2 SA1110 LCD controller
The SA1110's chip integrates an LCD controller with three display types:
• Passive color mode: supports 3375 colors, allowing 256 colors to be displayed per frame;
• Active color mode: supports up to 65,536 colors (16 bits);
• Passive black and white mode: Supports 15 levels of gray.
The LCD controller supports display screens up to 1024 x 1024 pixels. However, in the frame memory, the size of the display screen that the LCD can drive is limited due to the bus width of the memory and the size of the pixel encoded data. The LCD controller also supports single and dual display. The pixel-encoded data is stored in an external memory, and the LCD's dual-channel DMA controller can load the data into a 5-cell (32-bit long) queue buffer, as appropriate. One channel of the DMA controller is for single screen display and the other is for dual screen display.

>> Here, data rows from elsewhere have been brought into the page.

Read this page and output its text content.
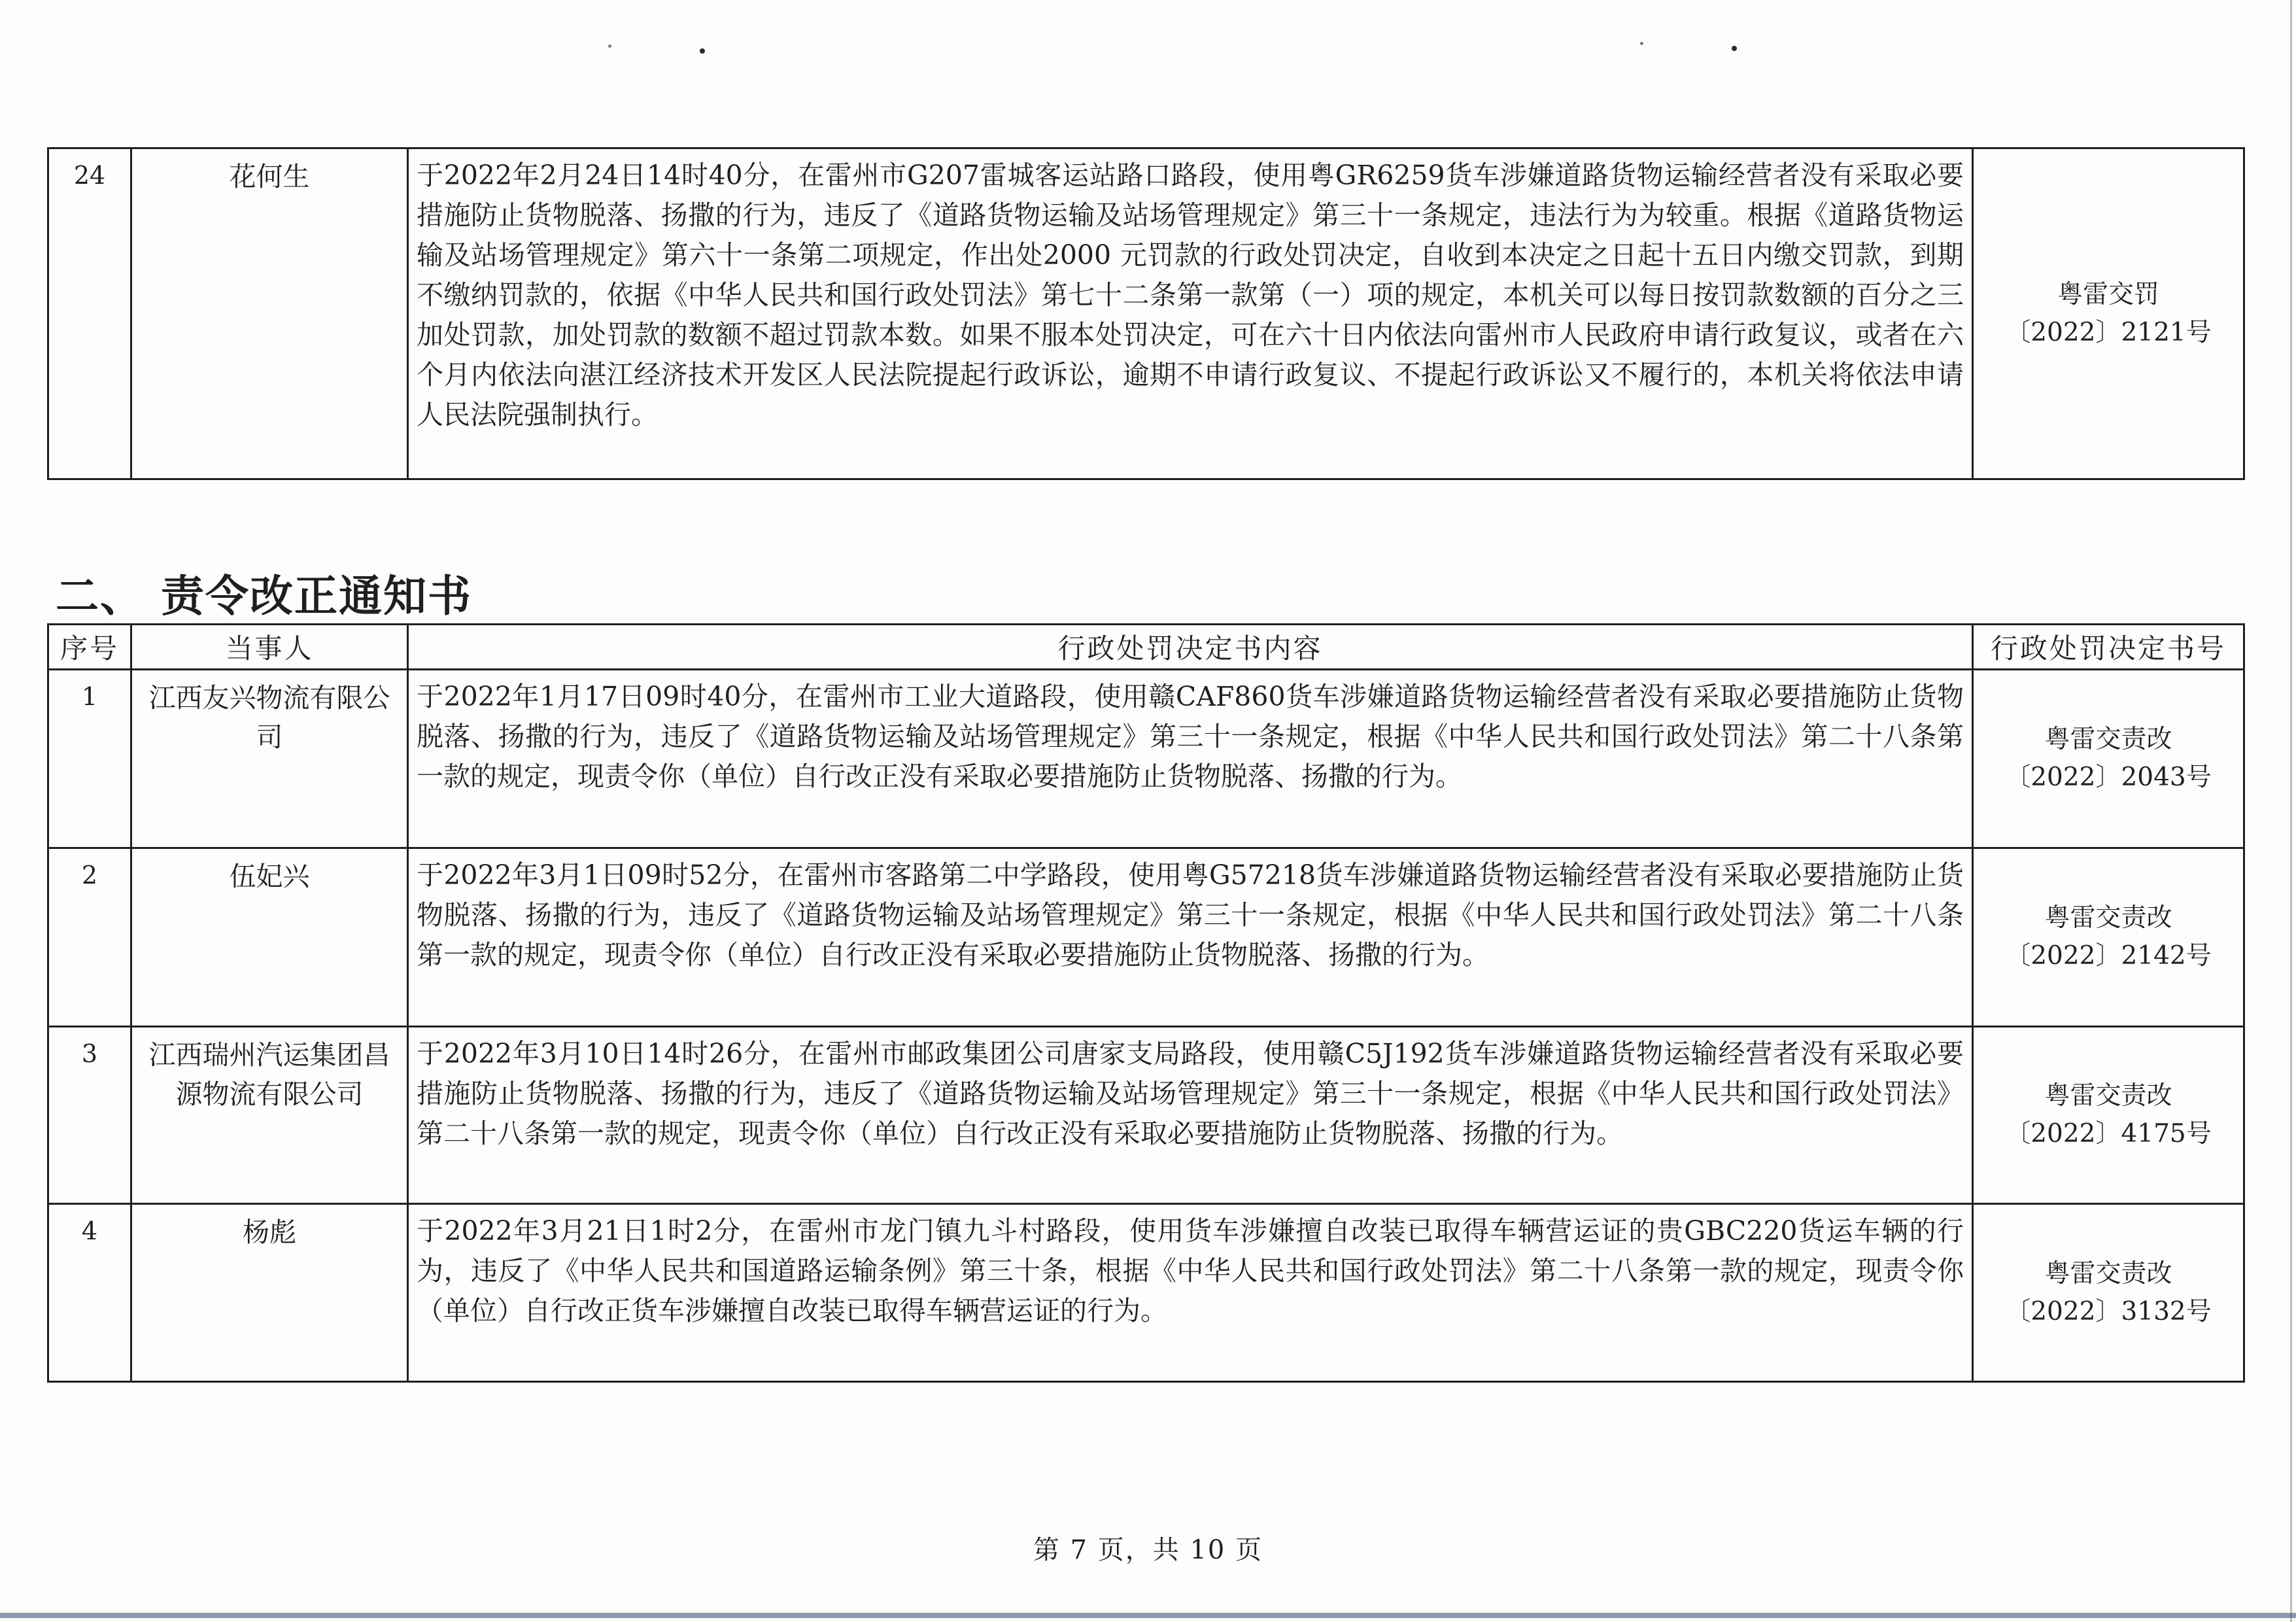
24	花何生	于2022年2月24日14时40分，在雷州市G207雷城客运站路口路段，使用粤GR6259货车涉嫌道路货物运输经营者没有采取必要措施防止货物脱落、扬撒的行为，违反了《道路货物运输及站场管理规定》第三十一条规定，违法行为为较重。根据《道路货物运输及站场管理规定》第六十一条第二项规定，作出处2000 元罚款的行政处罚决定，自收到本决定之日起十五日内缴交罚款，到期不缴纳罚款的，依据《中华人民共和国行政处罚法》第七十二条第一款第（一）项的规定，本机关可以每日按罚款数额的百分之三加处罚款，加处罚款的数额不超过罚款本数。如果不服本处罚决定，可在六十日内依法向雷州市人民政府申请行政复议，或者在六个月内依法向湛江经济技术开发区人民法院提起行政诉讼，逾期不申请行政复议、不提起行政诉讼又不履行的，本机关将依法申请人民法院强制执行。	
粤雷交罚
〔2022〕2121号
二、 责令改正通知书
序号	当事人	行政处罚决定书内容	行政处罚决定书号
1	江西友兴物流有限公司	于2022年1月17日09时40分，在雷州市工业大道路段，使用赣CAF860货车涉嫌道路货物运输经营者没有采取必要措施防止货物脱落、扬撒的行为，违反了《道路货物运输及站场管理规定》第三十一条规定，根据《中华人民共和国行政处罚法》第二十八条第一款的规定，现责令你（单位）自行改正没有采取必要措施防止货物脱落、扬撒的行为。	粤雷交责改
〔2022〕2043号

2	伍妃兴	于2022年3月1日09时52分，在雷州市客路第二中学路段，使用粤G57218货车涉嫌道路货物运输经营者没有采取必要措施防止货物脱落、扬撒的行为，违反了《道路货物运输及站场管理规定》第三十一条规定，根据《中华人民共和国行政处罚法》第二十八条第一款的规定，现责令你（单位）自行改正没有采取必要措施防止货物脱落、扬撒的行为。	粤雷交责改
〔2022〕2142号

3	江西瑞州汽运集团昌源物流有限公司	于2022年3月10日14时26分，在雷州市邮政集团公司唐家支局路段，使用赣C5J192货车涉嫌道路货物运输经营者没有采取必要措施防止货物脱落、扬撒的行为，违反了《道路货物运输及站场管理规定》第三十一条规定，根据《中华人民共和国行政处罚法》第二十八条第一款的规定，现责令你（单位）自行改正没有采取必要措施防止货物脱落、扬撒的行为。	粤雷交责改
〔2022〕4175号

4	杨彪	于2022年3月21日1时2分，在雷州市龙门镇九斗村路段，使用货车涉嫌擅自改装已取得车辆营运证的贵GBC220货运车辆的行为，违反了《中华人民共和国道路运输条例》第三十条，根据《中华人民共和国行政处罚法》第二十八条第一款的规定，现责令你（单位）自行改正货车涉嫌擅自改装已取得车辆营运证的行为。	粤雷交责改
〔2022〕3132号
第 7 页，共 10 页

In the frame memory, pixel encoded data is stored. The LCD controller uses it as a pointer to index a 256-unit 12-bit wide palette. The black and white palette is 4 bits wide and the color palette is 12 bits wide. The pixel encoded data (4 bits) from the frame memory addresses the top 16 cells of the black and white palette; the 8-bit pixel encoded data can access any of the 256 cells in the palette. In passive color 12-bit pixel mode, color pixel data bypasses the color palette and is sent directly to the dithering logic of the LCD. In active color 16-bit pixel mode, the color pixel data not only bypasses the color palette, but also bypasses the LCD's jitter logic and sends it directly to the LCD's data pins. Once a palette unit is selected for 4-bit or 8-bit pixel encoded data, the encoded value in this unit is transferred to the dithering logic. The dithering logic uses a space-based and time-base algorithm to generate pixel data that is output to the screen. The dithering logic causes each pixel to turn off at each frame at a different rate, producing 15 levels of grayscale for the black and white screen, and 15 levels of color for each of the red, green, and blue primary colors of the color screen. Degrees, for a total of 3,375 colors (256 colors per frame). The output data from the dithering logic is placed in a 9-cell pin data queue buffer before being output to the LCD pin and the pixel clock to drive the display. 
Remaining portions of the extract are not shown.